Pelajaran Berharga di Rumah Sakit

3.9K 183 2
                                    

Aku menelusuri jalan-jalan di rumah sakit sendirian. Sebenarnya aku ingin mengajak Bella atau Mia. Tapi aku masih belum siap apabila mereka mengetahui tentang penyakitku.

Sesampai di tempat pusat informasi, aku langsung bertanya kepada salah satu perawat yang lagi berjaga di sana.

“Selamat siang, Mbak. Ruang dokter Rusdi di mana ya?"

“Paling ujung lurus saja, lalu belok kiri.” jawab perawat itu ramah sambil menunjuk salah satu lorong di rumah sakit ini.

“Terima kasih.” kataku sambil memberi senyuman.

Sesampainya di ruangan dokter yang pernah menolongku waktu di klinik kampus beberapa hari yang lalu, aku langsung masuk dan menemui dokter Rusdi.

“Apa kabar, Kania? Sendirian ya?”

Alhamdulillah baik, Dok. Iya, Kania sendirian.”

“Jadi kamu tetap tidak akan memberitahu orang tuamu tentang penyakit yang kamu derita?”

Aku hanya mengangguk dan dokter Rusdi hanya tersenyum.

Dia mulai menasihatiku dan menceritakan tentang pasien-pasien kanker hati yang pernah ditolongnya. Ada yang berhasil ada juga yang tidak.

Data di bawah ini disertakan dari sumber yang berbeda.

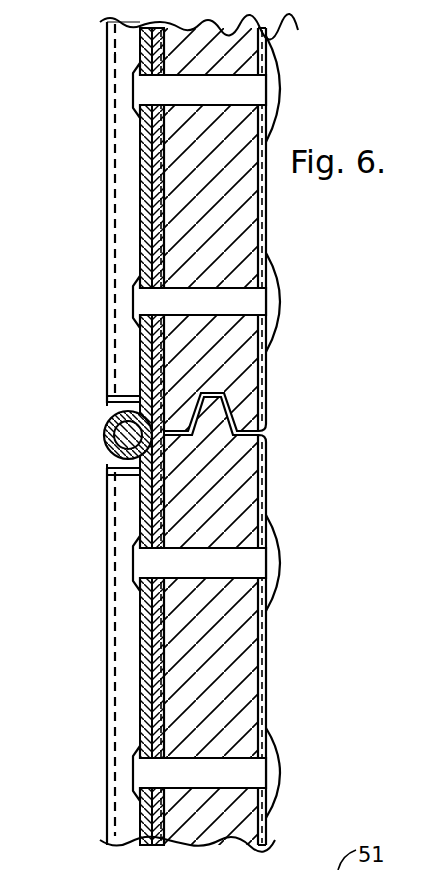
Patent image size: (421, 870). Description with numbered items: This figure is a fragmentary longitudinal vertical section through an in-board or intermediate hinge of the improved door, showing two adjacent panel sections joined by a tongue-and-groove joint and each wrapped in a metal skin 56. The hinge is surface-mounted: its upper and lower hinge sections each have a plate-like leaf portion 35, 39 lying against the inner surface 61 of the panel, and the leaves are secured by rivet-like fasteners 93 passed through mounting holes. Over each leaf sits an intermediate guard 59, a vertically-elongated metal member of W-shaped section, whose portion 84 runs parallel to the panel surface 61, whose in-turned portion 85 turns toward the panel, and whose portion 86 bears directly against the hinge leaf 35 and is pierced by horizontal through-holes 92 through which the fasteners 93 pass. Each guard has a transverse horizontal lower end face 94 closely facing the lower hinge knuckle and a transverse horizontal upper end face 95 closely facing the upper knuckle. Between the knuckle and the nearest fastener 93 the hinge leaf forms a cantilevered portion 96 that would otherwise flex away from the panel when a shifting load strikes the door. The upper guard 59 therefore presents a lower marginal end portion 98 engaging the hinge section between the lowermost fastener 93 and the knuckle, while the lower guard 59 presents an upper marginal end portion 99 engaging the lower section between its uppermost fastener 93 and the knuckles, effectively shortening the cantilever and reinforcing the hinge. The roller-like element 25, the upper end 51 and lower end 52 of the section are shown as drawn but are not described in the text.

The roller spacer 25 is at (98, 431).
The plate-like leaf portion 35 is at (166, 222).
The plate-like leaf portion 39 is at (170, 685).
The upper block end 51 is at (272, 37).
The lower block end 52 is at (274, 822).
The metal skin 56 is at (268, 373).
The intermediate guard 59 is at (100, 192).
The inner surface 61 is at (156, 253).
The guard portion 84 is at (110, 55).
The in-turned portion 85 is at (112, 23).
The guard portion 86 is at (146, 223).
The through-hole 92 is at (150, 87).
The rivet-like fastener 93 is at (272, 88).
The lower end face 94 is at (107, 407).
The upper end face 95 is at (113, 463).
The cantilevered portion 96 is at (173, 377).
The lower marginal end portion 98 is at (140, 387).
The upper marginal end portion 99 is at (137, 477).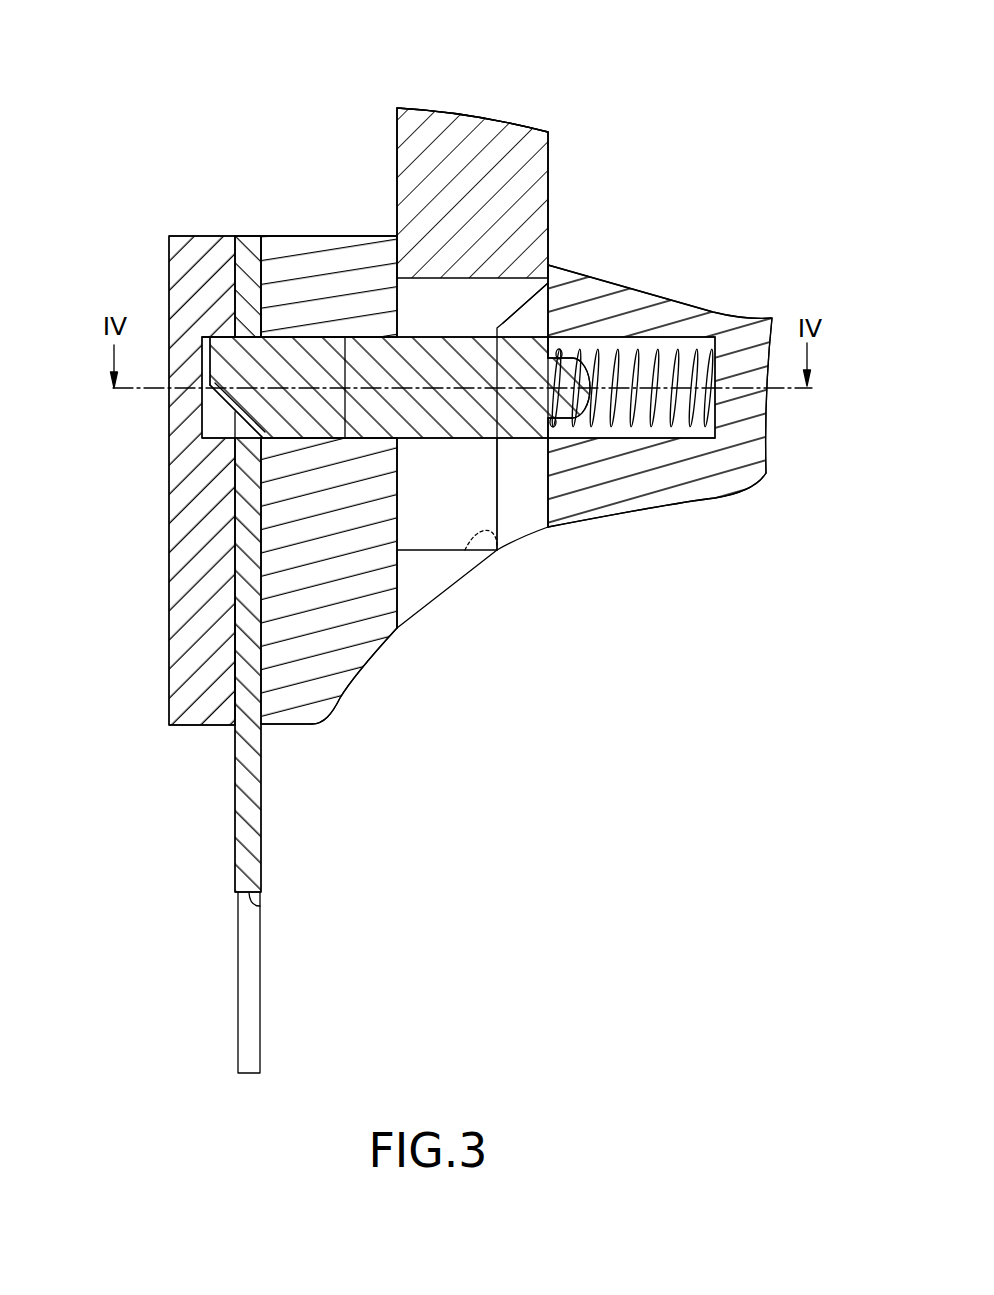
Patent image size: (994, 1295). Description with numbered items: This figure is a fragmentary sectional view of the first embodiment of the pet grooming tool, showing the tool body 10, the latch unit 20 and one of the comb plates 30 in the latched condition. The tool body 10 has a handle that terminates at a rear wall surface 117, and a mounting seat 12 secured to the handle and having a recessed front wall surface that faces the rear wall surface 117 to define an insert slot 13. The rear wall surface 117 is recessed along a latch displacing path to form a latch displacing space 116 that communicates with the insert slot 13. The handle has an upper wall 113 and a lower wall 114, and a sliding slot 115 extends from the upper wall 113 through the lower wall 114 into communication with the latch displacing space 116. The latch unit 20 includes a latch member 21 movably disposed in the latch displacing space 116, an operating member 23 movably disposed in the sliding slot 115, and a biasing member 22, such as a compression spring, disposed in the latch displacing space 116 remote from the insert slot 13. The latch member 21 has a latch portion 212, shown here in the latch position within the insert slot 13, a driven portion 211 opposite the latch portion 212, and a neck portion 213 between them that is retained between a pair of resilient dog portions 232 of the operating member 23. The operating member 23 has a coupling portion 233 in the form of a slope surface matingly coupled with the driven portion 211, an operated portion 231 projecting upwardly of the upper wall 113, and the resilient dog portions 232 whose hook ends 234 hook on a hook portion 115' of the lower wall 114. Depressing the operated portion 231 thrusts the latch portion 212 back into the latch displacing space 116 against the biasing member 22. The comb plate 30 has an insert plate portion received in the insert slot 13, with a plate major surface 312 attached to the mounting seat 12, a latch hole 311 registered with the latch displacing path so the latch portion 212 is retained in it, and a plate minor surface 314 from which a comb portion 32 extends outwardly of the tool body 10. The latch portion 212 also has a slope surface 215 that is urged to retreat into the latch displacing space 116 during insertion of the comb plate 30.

The tool body 10 is at (563, 447).
The mounting seat 12 is at (183, 500).
The insert slot 13 is at (215, 452).
The latch unit 20 is at (464, 275).
The latch member 21 is at (401, 309).
The biasing member 22 is at (663, 363).
The operating member 23 is at (437, 127).
The comb plate 30 is at (258, 529).
The comb portion 32 is at (248, 975).
The upper wall 113 is at (332, 236).
The lower wall 114 is at (372, 654).
The sliding slot 115 is at (554, 250).
The hook portion 115' is at (502, 600).
The latch displacing space 116 is at (285, 338).
The rear wall surface 117 is at (262, 633).
The driven portion 211 is at (551, 302).
The latch portion 212 is at (230, 353).
The neck portion 213 is at (417, 357).
The slope surface 215 is at (212, 400).
The operated portion 231 is at (488, 122).
The resilient dog portions 232 is at (487, 468).
The coupling portion 233 is at (513, 300).
The hook ends 234 is at (434, 573).
The latch hole 311 is at (222, 338).
The plate major surface 312 is at (238, 662).
The plate minor surface 314 is at (253, 900).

“Jadi kita akan melakukan pengobatan kemotrapi, Kania. Untuk  mengurangi efek toksis atau peracunan dari kemotrapi itu sendiri harus mengkonsumsi suplementasi vitamin B3 atau niasin.”

“Iya, Dokter."

***

Setelah keluar dari ruangan dokter Rusdi, aku belum berniat untuk pulang. Jadi kuputuskan untuk mengelilingi rumah sakit. Ternyata di halaman belakang rumah sakit yang hijau ini banyak berdiri pohon cemara dan bunga-bunga mawar kesukaanku.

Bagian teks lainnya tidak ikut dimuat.